SOURCE: s=userSource(id("graphdataset"))
DATA: V1=col(source(s), name("V1"))
DATA: V2=col(source(s), name("V2"))
GUIDE: axis(dim(1), label("V1"))
GUIDE: axis(dim(2), label("V2"))
ELEMENT: point(position(V1*V2))

Leave a comment


  1. Don’t forget that some of these changes such as the default font, marker, and graphic element color can be made systemwide via Edit>Options>Charts. You can also designate alternate templates in that panel. But having the default and other templates in xml makes it easy or at least easier to make the kinds of changes you discuss.

    Jon Peck

  2. Markus

     /  February 10, 2015

    Dear Andrew!

    This is of enormous help! Thanks!

    I would be interested to fix the x tick and y tick labels at Arial 16 pt, in order to have it nicely visible. The Arial is easy when following your description. But could you point me to the place where the 16pt need to be? I have exchanged all 11pt in your file, but no change was visible…

    Thanks in advance!

  3. Mike

     /  May 7, 2015

    Chart templates have been bumming me out. I have been using SPSS curve estimation and using the save chart template option to apply to multiple charts that are similar with scatter plot of observations, linear, quadratic and cubic line fits. When I fix up one chart to the way I like, save it as a chart template and then attempt to apply the chart to others nothing happens at all. It only works if I save the reference line data for a single chart (which will have totally difference linear, quadratic and cubic line fits to the charts I am trying to apply them to). What a bunch of ****. I’ll try your method.

    • Yeah they can be difficult to work with. If I want to use a template in addition to the default, I try to make it as minimal as possible. But it is hard because of the lack of documentation.

  4. Hi Andrew – Love this page and happy to find a fellow XML hacker-about.

    I am having a weird issue with the setAxisMargin tag in my sgt files — it doesn’t seem to do anything!

    I have been trying to modify the margin for my clustered horizontal bar charts, but no change I make to the XML setting seems to have any effect on the output. Consequently, the value labels (positioned positive/outside) are sometimes lopped off on the longest data bar in a chart.

    Any thoughts?

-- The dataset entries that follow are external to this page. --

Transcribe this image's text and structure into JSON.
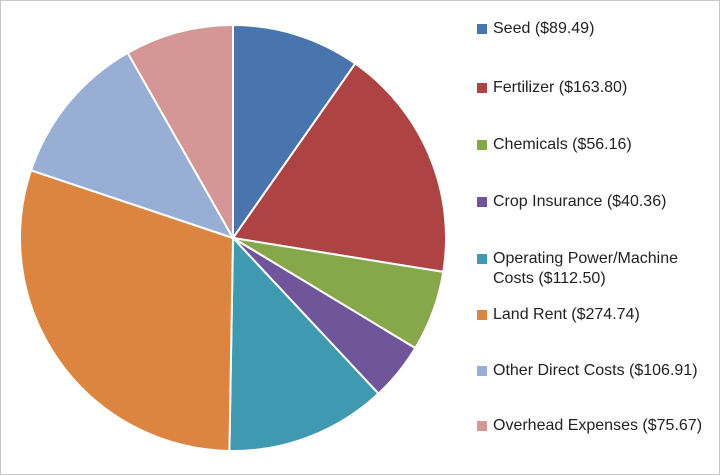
{
  "chart_data": {
    "type": "pie",
    "start": "12 o'clock",
    "direction": "clockwise",
    "legend_position": "right",
    "slices": [
      {
        "label": "Seed ($89.49)",
        "value": 89.49,
        "color": "#4a74ad"
      },
      {
        "label": "Fertilizer ($163.80)",
        "value": 163.8,
        "color": "#ad4443"
      },
      {
        "label": "Chemicals ($56.16)",
        "value": 56.16,
        "color": "#87a84a"
      },
      {
        "label": "Crop Insurance ($40.36)",
        "value": 40.36,
        "color": "#70559a"
      },
      {
        "label": "Operating Power/Machine Costs ($112.50)",
        "value": 112.5,
        "color": "#3f9ab1"
      },
      {
        "label": "Land Rent ($274.74)",
        "value": 274.74,
        "color": "#db8541"
      },
      {
        "label": "Other Direct Costs ($106.91)",
        "value": 106.91,
        "color": "#98aed4"
      },
      {
        "label": "Overhead Expenses ($75.67)",
        "value": 75.67,
        "color": "#d49795"
      }
    ]
  }
}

I really don’t relish modifying the margins by hand for every chart of this type.

    • If you got that far not sure if I can give much helpful advice. (I have also found all sorts of things do not behave as expected, and sometimes change behavior in different versions.)

      My tags for that look like (hopefully HTML does not eat it):

      and a bunch of those tags for different categorical true/false and role (x,y,x2,y2). It is also specified at the beginning of my sgt file (some things seem to take precedence if they are specified in different order in the sgt file, so experiment with the order).

      About the only other piece of advice I can think to give is that I am not 100% sure of what is exactly cut off in your chart. For long labels you can sometimes insert line breaks into the string via “\n”, so it may be the best solution is to script up something to prevent really long strings for labels here, and not worry about putzing with the finicky sgt file.

      • Thanks! The html monster did eat whatever you were trying to share, but I saw the setAxisMargin lines in your template file, so I can riff on those — perhaps mine needs some combination of axis characteristics other than the obvious one (categorical FALSE role Y) — I’ll try popping some other lines in as well.

        I’ve tried different positions, nothing changed, but I’ll pop the new set to the top just in case.

        Again, thanks!

  5. Jim Flewelling

     /  June 21, 2021

    Very helpful post! Is there any way to take a Chart Template, and have SPSS show the equivalent GPL code? Your comment on GPL not being able to change the background color suggests that this is unlikely. Thanks

    • It isn’t a perfect separation, but they mostly do different things. The GPL deals with the actual data in the chart, whereas the template deals with visual aspects of the chart (such as fonts, background color, etc.) And the template typically does not contain the data itself, so there wouldn’t be anything to reverse engineer.